I would place it in the “narrow, temporary” quadrant of the breadth/timelessness 2-by-2. It is not for everyone, and it won’t last very long. To pick an example, Cowen and Gross suggest that employers should increase their profile — by blogging, writing books, doing podcasts, basically by doing what Tyler is doing — to increase their profile and the reach of their “soft” network and, ultimately, get more self-referrals from prospective talents who have heard about them. If everyone was to do this, would be it of net benefit to the whole system? I would argue not: the benefit would be to the most prolific and vocal talent-seekers at the expense of an immense amount of noise and all around confusion. And fifty years from now, will people have known about podcasts and blogs? Lindy says no. This doesn’t mean that the book is bad! It’s just not one of the “great” books.

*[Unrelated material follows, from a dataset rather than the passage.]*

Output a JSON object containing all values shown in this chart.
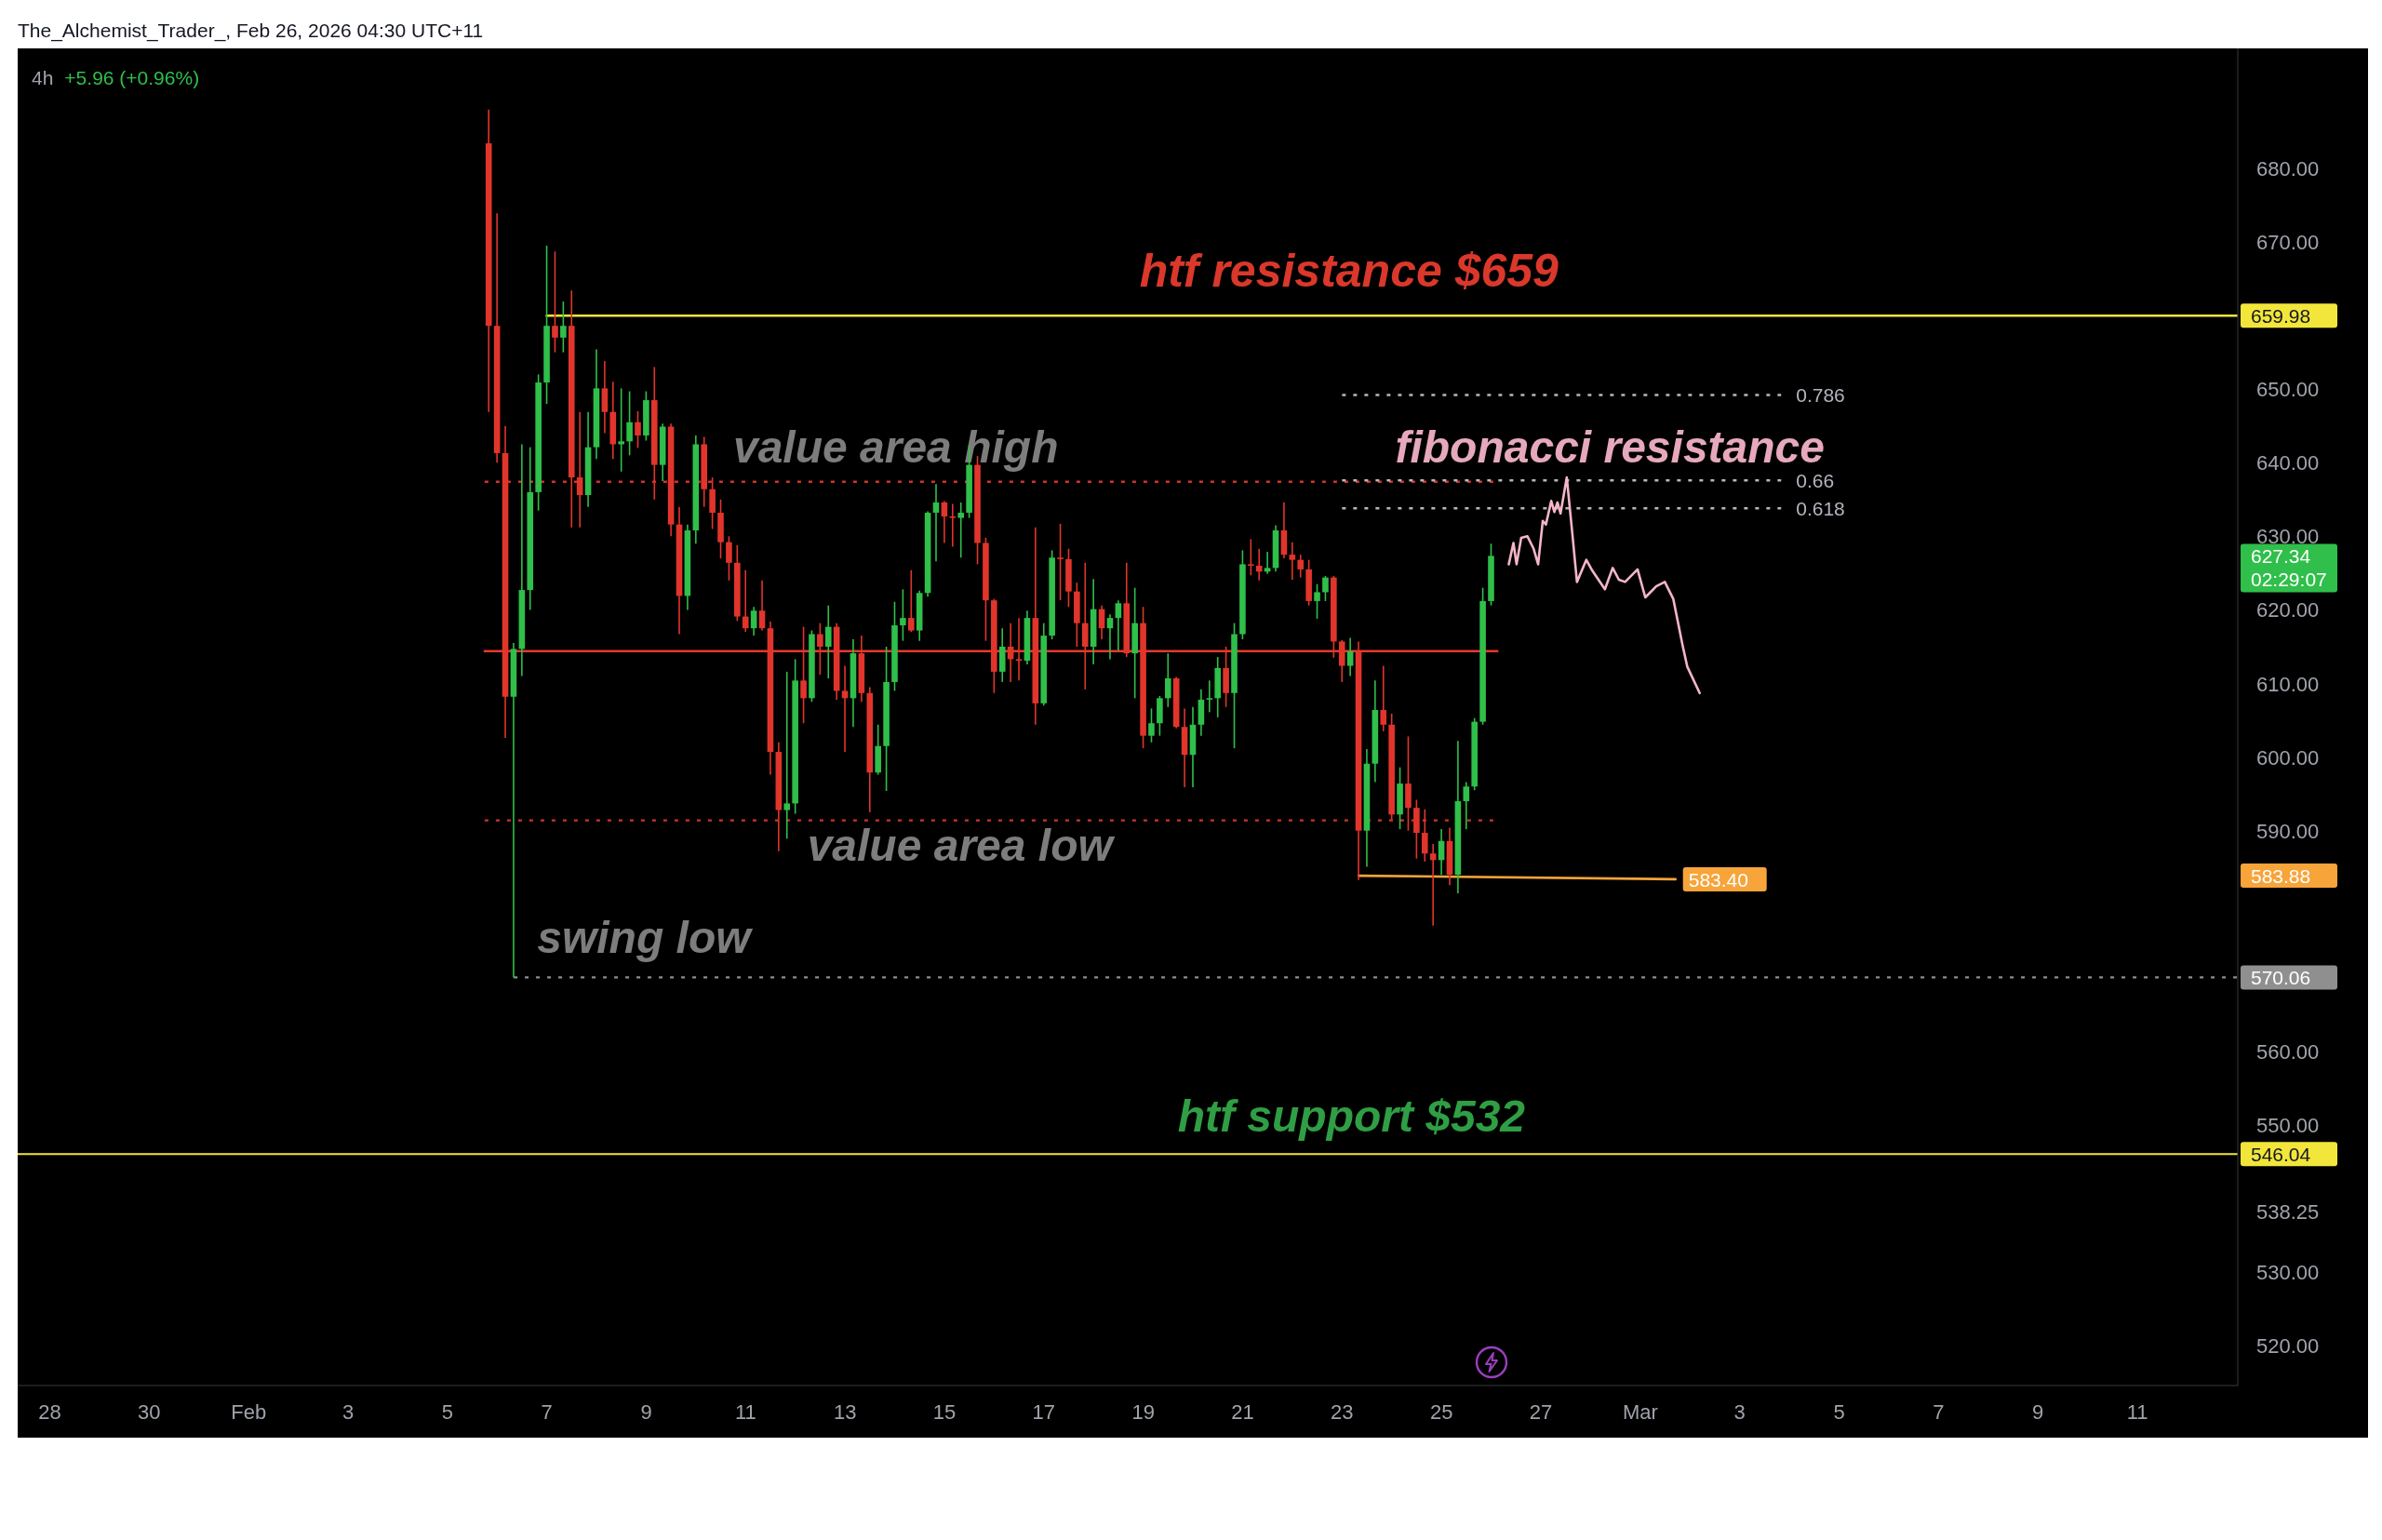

Compare this to my gold standard of a broad/timeless — great — contemporary book: anything from Nassim Taleb’s Incerto, which is coincidentally what taught me about the Lindy effect. If everyone were to internalize its views and the dense network of mental models it brings to the extend they can, and act accordingly, the world would be a bit less of a madhouse. The concepts it talks about being about probability, it is also timeless.

So if your goal is to read only “great” books, well, first of all don’t read anything that came out in the last 5–10 years. But if you want to read “great” book candidates — which I am, let’s be clear, not trying to do this year but may try for 2025 — well, in that case, feel free to give Talent a pass.